Tuesday 22nd was a day to see the sights in Marietta. We had lunch at a little sidewalk café, where Tuffy amused everyone who ventured by; we sampled some delicious Georgia peaches (and bought a bag full). We also visited "The Castle"; a local mansion and historic house built in 1850, where Tuffy was even allowed to take the tour because "he is soooo cute". Wed. 23rd. Kent rode the local roads with the black and yellow "rubber snake" signs and I took the time to repack and lay out by the pool. The farewell dinner was that night was hosted by Haas Honda of Marietta in their huge boat showroom. It was a wonderful evening of really good food and fun, along with a great guest speaker, Dave Despain, who is the voice for "Speed Vision" on cable TV. Next day we said our good-byes and headed west to Cincinnati to visit Evelyn’s grandson and then turned south, down through Kentucky and Tennessee, stopping in Decatur, Ala., for the night. We were close enough to home at that point to smell the crawfish boiling, so we were rolling on the superslab at 5:00 A.M., headed for home. The rain greeted us at the Mississippi State line and got steadily worse, the closer we got to New Orleans. The last 10 miles of the trip, down I-310 to River Road and Destrehan, were made in a typical 2"-per-hour Louisiana downpour. Even so, we made 586 miles that day, arriving home about 2:30 P.M., giving us time to spend the evening with friends from London, England, who had been visiting the city and staying at our house for the past week.

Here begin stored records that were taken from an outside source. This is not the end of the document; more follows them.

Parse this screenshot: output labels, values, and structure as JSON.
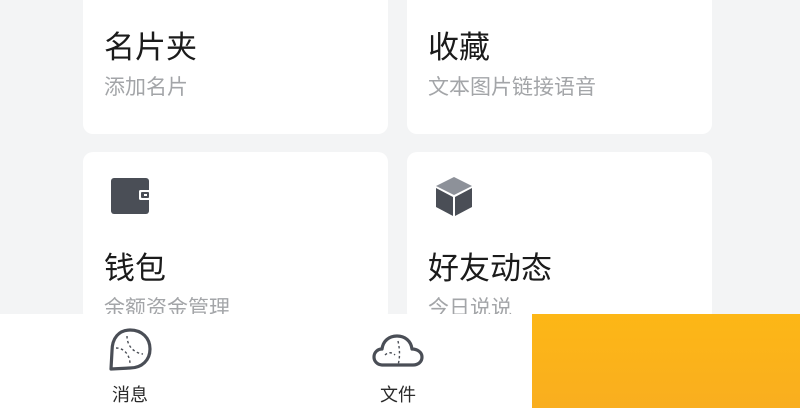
{
  "cards": [
    {
      "title": "名片夹",
      "subtitle": "添加名片"
    },
    {
      "title": "收藏",
      "subtitle": "文本图片链接语音"
    },
    {
      "title": "钱包",
      "subtitle": "余额资金管理",
      "icon": "wallet-icon"
    },
    {
      "title": "好友动态",
      "subtitle": "今日说说",
      "icon": "cube-icon"
    }
  ],
  "tabbar": {
    "items": [
      {
        "label": "消息",
        "icon": "message-bubble-icon"
      },
      {
        "label": "文件",
        "icon": "cloud-icon"
      }
    ]
  },
  "colors": {
    "background": "#f3f4f5",
    "card": "#ffffff",
    "icon_gray": "#4a4e56",
    "subtitle_gray": "#a3a5a8",
    "overlay_orange": "#fbb31a"
  }
}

We had a great, relaxing trip, totaling more than 3800 miles. We took time to stop along the Skyline Drive Parkway to lay in the grass, smell the wild flowers and watch the clouds heap themselves into fantastic shapes in the sky, just for our enjoyment. The forested slopes of the Appalachian Mountains at this time of year were beautiful, and we never saw so many deer along the side the road, especially on the Parkway. (This, of course, encouraged us to ride with more than a little caution! Kamikaze Bambis can make a terrible mess of expensive Goldwing body parts.) Tuffy was a little trooper, anxious every day to jump aboard, relax across my lap and just let the hair on his big ears stream in the wind. He mostly enjoyed the attention he got while standing guard on the seat of the ‘Wing while we were inside a restaurant. Sorry we missed the activities of Chapter "K" in May and June, but we’re looking forward to seeing you on the road in July. Looks like some good rides! Now to plan for our October’s trip!

Ride safe! KenT, EvieC and Tuffy:
Bikewriter, The Bionic Butterfly and Sir Tufford The Terrible.